2. Explore and play. Allow your child to explore and play with food while preparing it or dishing it. Toddlers are more likely to try something that they have helped to prepare or grow, and it’s always better to have fun while trying new things.

3. Distract. Distraction can be a helpful tool but be aware of using something that will be so good at distracting that your little one will block out her feeling full cues.

4. The one-bite rule. This rule should apply to everyone in the family and will build trust if used correctly. Implement a firm rule that everyone at the table should try at least one bite of a new food before saying they don’t like it - even if they have tried it previously. Tastes change over time and food your little one did not like previously may become a firm favourite as she gets older.

5. Textures tamers. If a lumpy texture is a challenge for your little one, try to add nutrient value to what she will eat. You can blend foods to make them smoother or disguise puréed veggies into sauces while working on expanding their food preferences. Offer something cold (e.g. ice blocks) before and after new foods - the cold and the crunching will help their sensitive sensory system deal with the new texture. Include lots of crunchy options - the hard work of biting, chewing and crunching helps to deal with other textures.

6. Mix it up. Try mixing things up. Here are some options:

  • Change the way you present the food (more exciting or less).
  • Change the temperature of the food (sometimes room temperature food is easier to tolerate as it does not emit as much of a smell).

7. Offer closed choices. Respect your little one’s responses so rather offer her closed choices instead of ignoring her when she says no to a new food. Do you want to try this or that?

8. Model good eating habits. Children will do as we do, not as we say! So, if Dad refuses to eat the veggies, it won’t be too surprising if your little one starts to refuse too! Practice good table manners and allow mealtimes to have a definite start and end time. Mealtimes that linger on longer than necessary can be stressful for everyone.

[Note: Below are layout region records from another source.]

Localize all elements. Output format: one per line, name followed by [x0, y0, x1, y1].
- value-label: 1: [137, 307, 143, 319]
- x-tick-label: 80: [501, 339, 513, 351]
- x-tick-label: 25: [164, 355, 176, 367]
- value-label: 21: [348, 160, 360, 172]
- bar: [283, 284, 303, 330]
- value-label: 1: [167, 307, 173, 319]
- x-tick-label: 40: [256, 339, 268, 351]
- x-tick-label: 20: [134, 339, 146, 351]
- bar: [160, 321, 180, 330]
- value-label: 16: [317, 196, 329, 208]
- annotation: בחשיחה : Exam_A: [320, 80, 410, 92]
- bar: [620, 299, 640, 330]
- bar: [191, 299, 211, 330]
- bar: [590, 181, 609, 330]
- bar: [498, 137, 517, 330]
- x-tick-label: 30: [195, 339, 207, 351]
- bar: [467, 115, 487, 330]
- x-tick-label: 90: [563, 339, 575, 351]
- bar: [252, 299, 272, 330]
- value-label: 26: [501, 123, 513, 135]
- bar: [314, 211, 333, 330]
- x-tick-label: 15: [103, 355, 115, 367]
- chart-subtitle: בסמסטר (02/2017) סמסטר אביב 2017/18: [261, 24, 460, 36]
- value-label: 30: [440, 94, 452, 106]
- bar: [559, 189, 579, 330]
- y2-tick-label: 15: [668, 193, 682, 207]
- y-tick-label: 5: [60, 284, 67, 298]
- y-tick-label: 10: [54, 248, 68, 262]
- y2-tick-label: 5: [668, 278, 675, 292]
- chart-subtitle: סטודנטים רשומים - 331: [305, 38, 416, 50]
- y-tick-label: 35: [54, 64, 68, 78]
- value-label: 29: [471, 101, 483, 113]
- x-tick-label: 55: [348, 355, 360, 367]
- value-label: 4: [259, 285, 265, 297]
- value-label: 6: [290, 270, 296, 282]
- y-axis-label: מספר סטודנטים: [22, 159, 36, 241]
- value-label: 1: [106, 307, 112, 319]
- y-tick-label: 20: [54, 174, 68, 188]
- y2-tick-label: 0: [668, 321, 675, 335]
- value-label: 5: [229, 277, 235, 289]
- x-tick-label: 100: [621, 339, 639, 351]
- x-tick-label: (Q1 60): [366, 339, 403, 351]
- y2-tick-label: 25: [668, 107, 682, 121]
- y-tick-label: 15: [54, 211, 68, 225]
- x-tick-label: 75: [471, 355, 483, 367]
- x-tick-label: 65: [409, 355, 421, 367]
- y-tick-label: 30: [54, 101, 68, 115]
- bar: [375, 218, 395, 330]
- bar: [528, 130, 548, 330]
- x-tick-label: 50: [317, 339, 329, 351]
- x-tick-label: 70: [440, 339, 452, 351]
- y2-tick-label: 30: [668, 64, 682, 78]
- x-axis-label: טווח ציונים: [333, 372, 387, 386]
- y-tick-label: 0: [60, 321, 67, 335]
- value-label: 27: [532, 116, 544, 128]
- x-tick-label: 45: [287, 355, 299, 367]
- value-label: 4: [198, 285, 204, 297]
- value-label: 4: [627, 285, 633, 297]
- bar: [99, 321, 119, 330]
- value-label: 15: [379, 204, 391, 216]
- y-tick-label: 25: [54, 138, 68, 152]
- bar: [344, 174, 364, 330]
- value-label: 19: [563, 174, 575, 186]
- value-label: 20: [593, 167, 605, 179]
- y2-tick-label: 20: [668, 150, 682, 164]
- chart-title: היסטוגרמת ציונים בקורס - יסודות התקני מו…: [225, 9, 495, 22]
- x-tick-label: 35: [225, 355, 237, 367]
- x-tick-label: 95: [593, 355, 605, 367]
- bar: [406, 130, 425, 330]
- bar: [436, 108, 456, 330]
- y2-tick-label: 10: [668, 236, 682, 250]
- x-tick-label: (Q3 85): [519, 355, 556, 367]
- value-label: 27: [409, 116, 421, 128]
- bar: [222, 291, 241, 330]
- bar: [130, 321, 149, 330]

9. Don’t give up. Try not to be tempted to fall back on unhealthy options just to get a full tummy. Be purposeful about the food choices you offer and use lots of praise for trying new things. Dish a balanced plate of all food items made, even those you know your little one will not try. Over time, she will get accustomed to seeing and smelling these foods, which in the future may help her to taste it.

10. Ask for help The old wive’s tale that children will eat when they need to eat is not always true, and picky eating can lead to failure to thrive in some toddlers and children. Work closely with your Paediatrician and seek the help of a Dietician or Sensory trained Occupational Therapist if you feel you are not winning the war!